What Is the Medicare Catastrophic Coverage Act of 1988 (MCAA)?

The Medicare Catastrophic Coverage Act of 1988 (MCAA) was a government bill designed to improve acute care benefits for the elderly and disabled, which was to be phased in from 1989 to 1993. The Medicare Catastrophic Coverage Act of 1988 was meant to expand Medicare benefits to include outpatient drugs and limit enrollees' copayments for covered services.

Key Takeaways

  • A year after enacting the Medicare Catastrophic Coverage Act of 1988, Congress was forced to retract the legislation due to widespread criticism.
  • Some found the wording of the bill regarding payment structures to be confusing, and so they pushed against it.
  • Many people find it hard to support changes to Medicare taxation as they feel that since they are paying out-of-pocket for their premiums anyway, they shouldn't be taxed an additional percentage.
  • Medicare tax is similar to Social Security tax, which is deducted as a payroll tax.

Understanding the Medicare Catastrophic Coverage Act of 1988 (MCCA)

It was the first bill to significantly expand Medicare benefits since the program's inception. Although the bill passed quickly with initial support, the House and Senate repealed it a year later in response to widespread criticism of the bill.

The MCCA was a supplemental premium that individuals eligible for Medicare Part A paid to finance the expanded coverage because of high federal budget deficits at the time. This supplemental premium was progressive, meaning that payments were gradual.

For this reason, it was designed not to cause hardship for less wealthy enrollees. These two characteristics represented a departure from previous methods of financing social insurance programs in the U.S.

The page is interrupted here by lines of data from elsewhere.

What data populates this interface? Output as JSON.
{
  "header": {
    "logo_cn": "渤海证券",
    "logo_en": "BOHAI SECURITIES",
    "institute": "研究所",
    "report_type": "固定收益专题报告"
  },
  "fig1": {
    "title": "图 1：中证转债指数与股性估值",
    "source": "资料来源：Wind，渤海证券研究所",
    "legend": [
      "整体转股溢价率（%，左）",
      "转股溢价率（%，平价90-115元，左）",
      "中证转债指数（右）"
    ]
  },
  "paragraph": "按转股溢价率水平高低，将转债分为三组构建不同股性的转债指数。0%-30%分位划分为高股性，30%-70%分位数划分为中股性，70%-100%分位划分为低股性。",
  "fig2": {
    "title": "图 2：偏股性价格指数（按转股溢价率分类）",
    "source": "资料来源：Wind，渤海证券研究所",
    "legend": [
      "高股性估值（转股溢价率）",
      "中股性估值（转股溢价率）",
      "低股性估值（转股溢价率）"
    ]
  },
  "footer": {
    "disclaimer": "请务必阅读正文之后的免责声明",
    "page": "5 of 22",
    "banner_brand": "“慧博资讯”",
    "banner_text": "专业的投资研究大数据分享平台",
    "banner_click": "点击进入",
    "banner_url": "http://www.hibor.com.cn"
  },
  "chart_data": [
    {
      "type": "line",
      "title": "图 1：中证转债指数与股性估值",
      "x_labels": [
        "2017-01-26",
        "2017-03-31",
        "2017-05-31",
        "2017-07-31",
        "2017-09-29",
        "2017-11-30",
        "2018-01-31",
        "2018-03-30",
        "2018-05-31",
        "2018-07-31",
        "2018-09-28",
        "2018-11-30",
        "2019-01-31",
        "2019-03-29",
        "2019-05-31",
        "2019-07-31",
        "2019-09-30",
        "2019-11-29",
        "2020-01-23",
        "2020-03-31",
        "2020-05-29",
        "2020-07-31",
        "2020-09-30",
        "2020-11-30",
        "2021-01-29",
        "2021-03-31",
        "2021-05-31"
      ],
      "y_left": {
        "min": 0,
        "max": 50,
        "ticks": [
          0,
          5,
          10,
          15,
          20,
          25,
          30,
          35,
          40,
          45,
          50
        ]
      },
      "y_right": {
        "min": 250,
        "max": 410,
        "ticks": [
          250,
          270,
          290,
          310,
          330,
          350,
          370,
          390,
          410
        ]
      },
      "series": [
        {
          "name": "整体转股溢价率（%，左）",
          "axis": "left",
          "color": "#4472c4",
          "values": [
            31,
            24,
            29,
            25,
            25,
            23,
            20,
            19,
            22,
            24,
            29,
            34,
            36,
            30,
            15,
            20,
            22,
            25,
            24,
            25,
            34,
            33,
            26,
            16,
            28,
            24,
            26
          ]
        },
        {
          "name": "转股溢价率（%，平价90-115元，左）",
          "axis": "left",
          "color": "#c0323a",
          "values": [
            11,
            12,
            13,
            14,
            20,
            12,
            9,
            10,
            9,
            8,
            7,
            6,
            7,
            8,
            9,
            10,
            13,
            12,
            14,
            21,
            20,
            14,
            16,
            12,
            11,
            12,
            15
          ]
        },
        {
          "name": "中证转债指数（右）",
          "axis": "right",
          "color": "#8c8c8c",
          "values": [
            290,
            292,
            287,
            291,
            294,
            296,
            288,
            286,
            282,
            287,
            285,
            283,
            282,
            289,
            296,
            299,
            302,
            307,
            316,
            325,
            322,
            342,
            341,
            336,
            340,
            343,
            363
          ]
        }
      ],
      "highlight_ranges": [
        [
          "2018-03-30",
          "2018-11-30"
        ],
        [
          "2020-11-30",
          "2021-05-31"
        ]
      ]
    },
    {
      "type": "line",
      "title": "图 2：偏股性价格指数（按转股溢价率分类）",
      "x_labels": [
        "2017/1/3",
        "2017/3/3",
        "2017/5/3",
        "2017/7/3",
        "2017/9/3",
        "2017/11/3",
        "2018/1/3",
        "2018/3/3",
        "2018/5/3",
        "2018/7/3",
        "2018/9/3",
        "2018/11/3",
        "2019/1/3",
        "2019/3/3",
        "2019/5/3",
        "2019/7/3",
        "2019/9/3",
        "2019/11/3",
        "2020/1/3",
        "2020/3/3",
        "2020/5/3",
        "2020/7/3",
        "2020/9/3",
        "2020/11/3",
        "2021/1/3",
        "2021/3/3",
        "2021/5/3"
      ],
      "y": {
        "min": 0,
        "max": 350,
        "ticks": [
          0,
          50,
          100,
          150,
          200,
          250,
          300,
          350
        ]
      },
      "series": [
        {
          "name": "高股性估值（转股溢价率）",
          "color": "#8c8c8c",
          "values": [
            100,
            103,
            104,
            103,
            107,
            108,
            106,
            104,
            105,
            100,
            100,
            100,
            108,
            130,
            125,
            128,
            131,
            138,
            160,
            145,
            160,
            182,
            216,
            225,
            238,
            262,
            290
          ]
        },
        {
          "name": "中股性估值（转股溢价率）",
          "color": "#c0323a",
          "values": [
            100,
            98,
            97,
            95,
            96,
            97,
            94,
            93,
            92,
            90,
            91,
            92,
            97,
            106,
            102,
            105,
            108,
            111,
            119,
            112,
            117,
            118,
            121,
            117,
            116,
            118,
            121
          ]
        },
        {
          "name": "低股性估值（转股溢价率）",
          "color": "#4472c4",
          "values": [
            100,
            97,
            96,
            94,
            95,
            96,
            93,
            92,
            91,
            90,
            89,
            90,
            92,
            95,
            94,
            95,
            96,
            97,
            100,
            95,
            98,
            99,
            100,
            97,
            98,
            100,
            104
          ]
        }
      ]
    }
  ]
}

One reason the bill failed was the lack of comprehensive information and clear communication in promoting this iteration in U.S. healthcare reform. The widespread misunderstanding of payment plans led to distrust and pushback against the bill.

MCCA and Medicare Wages

Medicare is a complex and weighty federal program that taxpayers help pay for with Medicare wages. These are generally taken out of the paychecks of U.S. employees on a regular basis. Controllers and individuals withhold a percentage from annual income.

Medicare Tax Rates

For 2022, the Medicare tax rate is 1.45% for the employee and 1.45% for the employer, or a total of 2.9%. Employers are responsible for withholding the 0.9% Additional Medicare Tax on an employee's wages that exceed $200,000 in a calendar year, regardless of filing status. There's no employer match for Additional Medicare Tax.

Medicare tax is similar to Social Security tax, which is also taken out of employees' paychecks. For 2022, the Social Security tax is 6.2% on the first $147,000 of wages.

Employers also pay a 6.2% tax on behalf of employees. The Social Security tax rate is assessed on all types of income that an employee earns, including salaries, wages, and bonuses.

Medicare Premiums

Those who paid into the Medicare program via taxes during their working years typically don't pay a premium for Part A (hospital insurance). However, the standard premium for Medicare Part B (diagnostic tests and outpatient care) is $148.50 per month (for 2021), except for those with higher incomes who may be charged a higher monthly premium.

As of September 30, 2021, the Centers for Medicare & Medicaid Services announced that Medicare Part D coverage (prescriptions) will cost $33 per month on average in 2022 versus $31.47 per month on average in 2021. The average premium in 2022 for Medicare Advantage plans will be $19 per month versus $21.22 in 2021.